If America doesn’t solve its “economic crisis,” self-described billionaire John Catsimatidis warned a Capitol Hill audience, the American dream is in grave danger.
Catsimatidis, a businessman descended from Greek immigrants who says he achieved that dream, spoke about the state of the nation while promoting his new book Tuesday at The Heritage Foundation.
Catsimatidis is the owner and chief executive officer of Red Apple Group, a conglomerate with energy, real estate, and finance assets; CEO of the Gristedes supermarket chain; and host of two radio talk shows that play on his name: “The Cats Roundtable” and “Cats at Night.”
During a discussion with Heritage Foundation President Kevin Roberts, Catsimatidis told the audience that when his grandfathers emigrated to America from Greece in 1913, they were looking for “streets paved with gold.”
But, Catsimatidis warned, the gold his grandfathers sought no longer will exist at the 300th anniversary of the nation in 2076, if the American people don’t “have the courage to stand up” and fight for the American dream.
The title of the businessman’s new book is “How Far Do You Want to Go?: Lessons from a Common-Sense Billionaire.”
The current economic crisis is one of the major factors with which Americans are contending in seeking to preserve the nation, Catsimatidis warned.
Inflation is up 3% over the past 12 months, the U.S. Bureau of Labor Statistics reported Wednesday. Since President Joe Biden took office in January 2021, The Heritage Foundation said in a press release, the consumer price index “has risen 16%, an annualized rate of 6.2%.” (The Daily Signal is Heritage’s multimedia news organization.)

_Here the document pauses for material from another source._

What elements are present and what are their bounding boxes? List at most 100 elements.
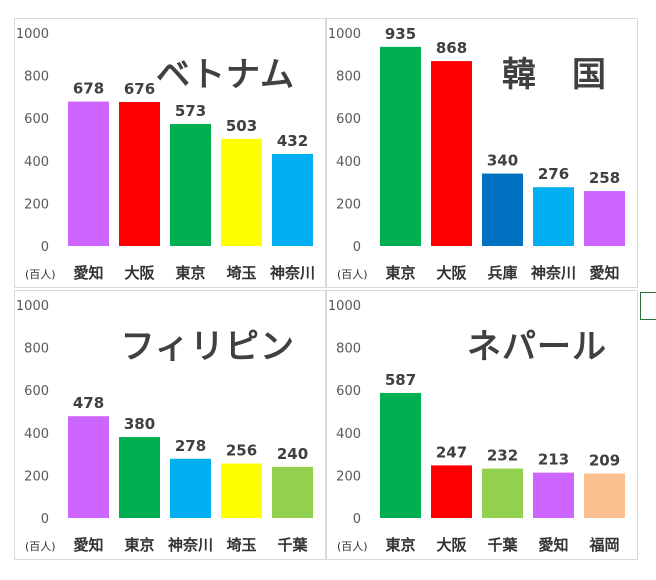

Speaking the day before the government released the latest numbers, Catsimatidis said he blames an “economic war with oil.”
“The reason for inflation is … because of oil,” the businessman said. “President Biden, the first day he was in office, cuts down the [Keystone XL natural gas] pipeline and makes oil the enemy of the people,” Catsimatidis said.
Biden “took a trillion dollars—a trillion dollars—worth of wealth from North America, and guess where it went? It went to Russia and went to [other] nations,” he said.
“If there is a loss of confidence in Washington, guess what?” he warned, before referring to the Great Depression. “We’re going to have the 1930s all over.”
To prevent this, future generations must be “pro-American,” like him, and work to ensure their future.
Many immigrants, such as his family, “love America sometimes more” than those who were born here, Catsimatidis said.
Americans should learn from these immigrants, he said, especially the ones coming from socialist and communist countries.
Take a look at what happened to Venezuela, Catsimatidis said: It was “the wealthiest country in South America,” and within 20 years, it has become “just as bad as Cuba.”
The Democratic Party doesn’t want Venezuelan and Cuban immigrants in America, the businessman said, “because they know what socialism looks like, they know what communism looks like.”
Americans need to wake up and realize that “we are not going to make it to 300 [in 2076] unless we start worrying about it right now,” Catsimatidis said, directing his remarks at young people in the audience.
“The Greeks have an old expression: You have to have 14 eyes. And we have to watch out for … our city, our states, our country, and who is undermining it,” he said.
Catsimatidis told younger listeners that they can do this if they have “common sense and courage,” and work hard.
“If you want to work three days a week, you are not going to be successful. That’s a lot of crap,” he said.
Catsimatidis proceeded to relate the success stories of a few businessmen who continued to work into their 90s.
The reason these men lived so long and continued to work as hard as they did, he emphasized, is because they had purpose in life.
“My mission is to make a difference in the world,” Catsimatidis said, encouraging young Americans to find their own missions and work to better the nation.